Theo’s head was spinning. “No, I don’t.”

“You will one day. But for now just keep observing the richness you have—Vancouver and Victoria, your mother and your aunt, the Kaldors … Watch it, use it. The bad times and the good times, too. If you watch carefully, there are always what I call shining moments, even in hard times—moments of sheer joy, when you’re just glad to be alive.”

“Every moment was like that when I lived with the Kaldors,” said Theo sadly.

“I’m glad I was somehow able to give you that time. It will strengthen you, remembering it.” Cecily looked intently at Theo. “There’s so much I want to tell you before—” She sighed and continued. “Here’s what I think, Theo. Writers are both awake and dreaming. They have to pay attention—to be mindful to all the small things in life, the details, whether ordinary or wonderful or terrible. Then they dream of what they can turn those details into. And if your life gets really difficult, Theo, there are two things you can do. You can force yourself to see people at a distance, like someone in a story. Then they’ll lose their power over you. Or you can make up something better and escape to it.”

“I used to do that,” said Theo.

“You can do it again. When you grow up you’ll have a treasure of stuff—of material—to shape and transform into fiction.” She sounded envious.

Theo was trying to digest her words. A writer? Her? Like Cecily? Like Arthur Ransome and E.B. White and Frances Hodgson Burnett and all the other authors she’d loved so much? A flame of excitement licked her insides.

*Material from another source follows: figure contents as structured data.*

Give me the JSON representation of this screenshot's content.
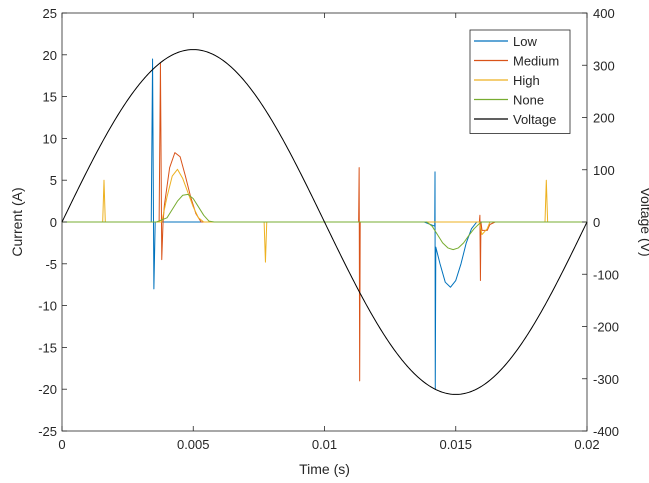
{
  "chart_data": {
    "type": "line",
    "xlabel": "Time (s)",
    "ylabel_left": "Current (A)",
    "ylabel_right": "Voltage (V)",
    "xlim": [
      0,
      0.02
    ],
    "ylim_left": [
      -25,
      25
    ],
    "ylim_right": [
      -400,
      400
    ],
    "x_ticks": [
      0,
      0.005,
      0.01,
      0.015,
      0.02
    ],
    "x_tick_labels": [
      "0",
      "0.005",
      "0.01",
      "0.015",
      "0.02"
    ],
    "y_left_ticks": [
      25,
      20,
      15,
      10,
      5,
      0,
      -5,
      -10,
      -15,
      -20,
      -25
    ],
    "y_left_tick_labels": [
      "25",
      "20",
      "15",
      "10",
      "5",
      "0",
      "-5",
      "-10",
      "-15",
      "-20",
      "-25"
    ],
    "y_right_ticks": [
      400,
      300,
      200,
      100,
      0,
      -100,
      -200,
      -300,
      -400
    ],
    "y_right_tick_labels": [
      "400",
      "300",
      "200",
      "100",
      "0",
      "-100",
      "-200",
      "-300",
      "-400"
    ],
    "grid": false,
    "legend_position": "top-right",
    "series": [
      {
        "name": "Low",
        "axis": "left",
        "color": "#0072BD",
        "points": [
          [
            0,
            0
          ],
          [
            0.0034,
            0
          ],
          [
            0.00345,
            19.5
          ],
          [
            0.0035,
            -8
          ],
          [
            0.00355,
            0
          ],
          [
            0.0138,
            0
          ],
          [
            0.0142,
            -0.5
          ],
          [
            0.01421,
            6
          ],
          [
            0.01422,
            -20
          ],
          [
            0.01424,
            -3
          ],
          [
            0.0144,
            -5
          ],
          [
            0.0146,
            -7.2
          ],
          [
            0.0148,
            -7.8
          ],
          [
            0.015,
            -7
          ],
          [
            0.0152,
            -5
          ],
          [
            0.0154,
            -2.5
          ],
          [
            0.0156,
            -0.8
          ],
          [
            0.0158,
            0
          ],
          [
            0.02,
            0
          ]
        ]
      },
      {
        "name": "Medium",
        "axis": "left",
        "color": "#D95319",
        "points": [
          [
            0,
            0
          ],
          [
            0.0037,
            0
          ],
          [
            0.00375,
            19
          ],
          [
            0.0038,
            -4.5
          ],
          [
            0.00385,
            0
          ],
          [
            0.0039,
            2
          ],
          [
            0.0041,
            6.5
          ],
          [
            0.0043,
            8.3
          ],
          [
            0.0045,
            7.8
          ],
          [
            0.0047,
            5.5
          ],
          [
            0.0049,
            3
          ],
          [
            0.0051,
            1
          ],
          [
            0.0053,
            0
          ],
          [
            0.0113,
            0
          ],
          [
            0.01132,
            6.5
          ],
          [
            0.01134,
            -19
          ],
          [
            0.01136,
            0
          ],
          [
            0.0159,
            0
          ],
          [
            0.01592,
            0.8
          ],
          [
            0.01594,
            -7
          ],
          [
            0.01596,
            0
          ],
          [
            0.016,
            -1
          ],
          [
            0.0162,
            -1
          ],
          [
            0.0163,
            -0.3
          ],
          [
            0.0165,
            0
          ],
          [
            0.02,
            0
          ]
        ]
      },
      {
        "name": "High",
        "axis": "left",
        "color": "#EDB120",
        "points": [
          [
            0,
            0
          ],
          [
            0.00155,
            0
          ],
          [
            0.0016,
            5
          ],
          [
            0.00165,
            0
          ],
          [
            0.0038,
            0
          ],
          [
            0.004,
            3
          ],
          [
            0.0042,
            5.5
          ],
          [
            0.0044,
            6.3
          ],
          [
            0.0046,
            5.2
          ],
          [
            0.0048,
            3.5
          ],
          [
            0.005,
            1.8
          ],
          [
            0.0052,
            0.5
          ],
          [
            0.0054,
            0
          ],
          [
            0.0077,
            0
          ],
          [
            0.00775,
            -4.8
          ],
          [
            0.0078,
            0
          ],
          [
            0.0159,
            0
          ],
          [
            0.016,
            -1.5
          ],
          [
            0.0162,
            -0.8
          ],
          [
            0.0163,
            0
          ],
          [
            0.0184,
            0
          ],
          [
            0.01845,
            5
          ],
          [
            0.0185,
            0
          ],
          [
            0.02,
            0
          ]
        ]
      },
      {
        "name": "None",
        "axis": "left",
        "color": "#77AC30",
        "points": [
          [
            0,
            0
          ],
          [
            0.0036,
            0
          ],
          [
            0.004,
            0.5
          ],
          [
            0.0042,
            1.5
          ],
          [
            0.0044,
            2.5
          ],
          [
            0.0046,
            3.2
          ],
          [
            0.0048,
            3.3
          ],
          [
            0.005,
            2.8
          ],
          [
            0.0052,
            1.8
          ],
          [
            0.0054,
            0.8
          ],
          [
            0.0056,
            0.1
          ],
          [
            0.0058,
            0
          ],
          [
            0.0139,
            0
          ],
          [
            0.0141,
            -0.5
          ],
          [
            0.0143,
            -1.5
          ],
          [
            0.0145,
            -2.5
          ],
          [
            0.0147,
            -3.1
          ],
          [
            0.0149,
            -3.3
          ],
          [
            0.0151,
            -3.1
          ],
          [
            0.0153,
            -2.5
          ],
          [
            0.0155,
            -1.6
          ],
          [
            0.0157,
            -0.8
          ],
          [
            0.0159,
            -0.2
          ],
          [
            0.016,
            0
          ],
          [
            0.02,
            0
          ]
        ]
      },
      {
        "name": "Voltage",
        "axis": "right",
        "color": "#000000",
        "function": "330*sin(2*pi*50*t)",
        "amplitude": 330,
        "frequency": 50
      }
    ]
  }
}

“There’s something else, Theo,” said Cecily. She stood up. “It’s something painful, but I have to tell you. It’s time for me to move on.”

“Move on?”

“Move on to the next stage—whatever that may be. I’ve been here for long enough—forty years! If my body were still alive I’d be eighty-one. That’s long enough for anyone to hang onto life, even if it’s only been a thread of life for half of it. You need to wake up to life—I need to go to sleep for good. There’s no reason for me to linger any longer. Yes, I found the story I wanted to write. But I need to be alive to do it—to be awake. You are alive. Maybe you’ll even write down my story someday—our story.” She turned towards the sea. “I need to give it all up now.”

Theo scrambled to her feet. “You mean you have to die? No, Cecily!”

“My body is already gone,” Cecily reminded her. “It’s time for the rest of me to go.”

Theo shivered. “But aren’t you scared?”